En réponse à ma lettre, Sœur Alice Hurtubise, Conseillère générale lien pour nos sœurs dans les missions à l’étranger, m'a inscrite à une session de missiologie d'un mois pour les missionnaires potentielles, à Toronto, Canada. Cette session a finalement été suivie d'un semestre de missiologie à l'Université Saint-Paul, à Ottawa. Au sein de la Congrégation, on m'a également transférée de la Province Sacred Heart pour être directement sous l'autorité du Leadership général en tant que potentielle missionnaire à l’étranger. En mai 1976, je vivais avec les sœurs de la communauté locale Béthanie, à la Maison Mère à Montréal, en attendant mon visa d’infirmière au Nigeria.

 

Je suis arrivé au Nigeria en mars 1977. Sœur Rollande Dufresne, qui célèbre son jubilé de diamant cette année, exerçait son ministère à la clinique ambulatoire, alors que j’étais en charge des patients hospitalisés à l’hôpital de brousse, qui avait initialement été exploité à Koton Karifi par le diocèse de Lokoja. La fin de semaine, j’accompagnais notre curé à plusieurs postes avancés de la paroisse, pour l’Eucharistie.

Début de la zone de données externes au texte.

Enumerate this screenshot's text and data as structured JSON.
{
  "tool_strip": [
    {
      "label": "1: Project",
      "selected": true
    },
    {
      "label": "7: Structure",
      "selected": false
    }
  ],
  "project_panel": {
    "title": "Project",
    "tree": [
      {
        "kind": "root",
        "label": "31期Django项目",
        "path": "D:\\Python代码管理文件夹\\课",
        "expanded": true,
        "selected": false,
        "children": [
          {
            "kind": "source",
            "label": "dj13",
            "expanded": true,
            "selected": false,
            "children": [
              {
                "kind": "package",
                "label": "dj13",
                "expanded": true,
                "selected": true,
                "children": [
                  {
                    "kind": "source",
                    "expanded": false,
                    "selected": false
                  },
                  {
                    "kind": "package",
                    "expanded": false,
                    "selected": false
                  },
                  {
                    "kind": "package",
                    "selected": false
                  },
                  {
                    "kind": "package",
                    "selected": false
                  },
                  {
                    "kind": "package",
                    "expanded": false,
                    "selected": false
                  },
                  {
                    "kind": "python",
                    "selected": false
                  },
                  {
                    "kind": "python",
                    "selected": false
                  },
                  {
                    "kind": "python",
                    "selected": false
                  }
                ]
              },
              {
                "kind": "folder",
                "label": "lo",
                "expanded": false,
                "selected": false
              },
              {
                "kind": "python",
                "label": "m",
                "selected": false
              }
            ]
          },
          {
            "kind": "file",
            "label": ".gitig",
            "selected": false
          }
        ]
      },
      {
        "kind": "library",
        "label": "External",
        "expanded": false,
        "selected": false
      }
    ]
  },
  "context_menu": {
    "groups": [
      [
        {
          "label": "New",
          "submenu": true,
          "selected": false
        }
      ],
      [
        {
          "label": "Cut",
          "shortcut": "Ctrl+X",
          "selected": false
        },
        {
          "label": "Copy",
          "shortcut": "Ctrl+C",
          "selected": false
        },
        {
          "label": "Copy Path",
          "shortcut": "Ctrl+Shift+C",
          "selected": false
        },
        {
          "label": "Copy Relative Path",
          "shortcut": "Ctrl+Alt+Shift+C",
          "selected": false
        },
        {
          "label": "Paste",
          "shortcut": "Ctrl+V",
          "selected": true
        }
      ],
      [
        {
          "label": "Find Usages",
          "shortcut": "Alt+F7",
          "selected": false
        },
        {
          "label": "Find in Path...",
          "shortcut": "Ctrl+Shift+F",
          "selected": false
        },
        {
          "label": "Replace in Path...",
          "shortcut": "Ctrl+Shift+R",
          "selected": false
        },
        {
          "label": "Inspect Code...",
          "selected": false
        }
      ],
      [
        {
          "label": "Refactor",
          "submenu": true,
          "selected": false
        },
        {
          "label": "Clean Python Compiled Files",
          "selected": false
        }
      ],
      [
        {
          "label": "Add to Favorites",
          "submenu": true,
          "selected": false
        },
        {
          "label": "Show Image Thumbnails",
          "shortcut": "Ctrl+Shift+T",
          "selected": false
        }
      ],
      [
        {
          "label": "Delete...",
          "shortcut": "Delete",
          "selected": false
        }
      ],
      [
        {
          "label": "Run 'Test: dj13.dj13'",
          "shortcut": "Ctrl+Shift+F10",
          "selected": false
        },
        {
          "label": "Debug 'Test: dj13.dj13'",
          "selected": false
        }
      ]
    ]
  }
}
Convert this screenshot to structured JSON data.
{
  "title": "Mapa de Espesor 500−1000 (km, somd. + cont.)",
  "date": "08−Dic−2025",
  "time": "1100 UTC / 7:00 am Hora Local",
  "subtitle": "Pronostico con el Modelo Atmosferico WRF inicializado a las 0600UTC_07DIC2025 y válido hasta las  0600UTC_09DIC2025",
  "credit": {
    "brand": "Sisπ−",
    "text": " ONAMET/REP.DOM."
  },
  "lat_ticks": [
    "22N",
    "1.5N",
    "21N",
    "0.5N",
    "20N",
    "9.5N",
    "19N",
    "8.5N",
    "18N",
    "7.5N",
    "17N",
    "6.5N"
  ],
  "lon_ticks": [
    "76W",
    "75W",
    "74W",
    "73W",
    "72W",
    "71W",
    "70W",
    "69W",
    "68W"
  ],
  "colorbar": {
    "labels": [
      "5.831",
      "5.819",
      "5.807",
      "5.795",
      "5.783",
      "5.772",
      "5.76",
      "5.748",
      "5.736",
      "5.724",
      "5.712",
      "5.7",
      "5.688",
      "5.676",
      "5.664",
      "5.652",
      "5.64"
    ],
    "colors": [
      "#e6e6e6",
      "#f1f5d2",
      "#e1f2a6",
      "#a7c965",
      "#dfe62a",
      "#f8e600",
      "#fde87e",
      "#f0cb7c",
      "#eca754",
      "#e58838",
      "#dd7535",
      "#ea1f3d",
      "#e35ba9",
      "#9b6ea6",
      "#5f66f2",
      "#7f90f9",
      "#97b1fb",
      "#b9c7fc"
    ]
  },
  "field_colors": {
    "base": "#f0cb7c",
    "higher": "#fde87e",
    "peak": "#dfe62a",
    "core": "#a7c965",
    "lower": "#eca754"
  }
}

J’ai tellement apprécié mon temps avec les catéchistes dans les postes avancés de la paroisse qu’après trois ans à l’hôpital, j’ai demandé un changement pour le ministère pastoral de la paroisse.

 

Au printemps 1981, nous, à Koton Karifi, et les deux Sœurs de la Providence de Lokoja avons discerné de mettre fin à nos ministères au Nigeria. Nous avons réalisé que puisqu'il n'y avait pas de Sœurs de la Providence pour d'augmenter nos effectifs nigérians et qu’un certain nombre de congrégations de religieuses locales avaient établi des ministères au sein du diocèse, il était opportun que nous fassions nos adieux.

 

A mon retour aux États-Unis, j’ai été retransférée à la Province Sacred Heart.  Après une année d’études à la Seattle University, j’ai commencé un ministère de deux ans à Blessed Sacrament avec les aînés et les reclus de la paroisse. Ce ministère a pris fin à l'été 1984, lorsque j’ai été nommée en tant que membre de l'équipe de formation du noviciat à Spokane, état de Washington.

 

Mes cinq années de « recyclage » au noviciat ont été une période de renouveau et de croissance intérieure. C’était une merveilleuse préparation pour entrer dans le discernement pour aller aux Philippines. Ce fut un autre « aller plus loin » quand moi et quatre autres avons été transférées au secteur philippin nouvellement établi. Nous sommes arrivées à Manille le 14 octobre 1989.

 

Pendant mes vingt-trois années de service en Asie, mes ministères ont varié de ceux au sein des établissements de la paroisse, au travail de formation avec nos nouvelles membres, puis à différents rôles de leadership du secteur philippin et de la Vice-province Our Lady of Providence.

 

Lors de notre Chapitre général 2012, j'ai été discernée pour être une membre de l’Équipe de leadership général à Montréal, en tant que Conseillère générale-secrétaire, jusqu'en 2017. Maintenant, en cette année de mon jubilé d'or, je me demande en quoi consistera et où me mènera mon « aller plus loin » en 2017.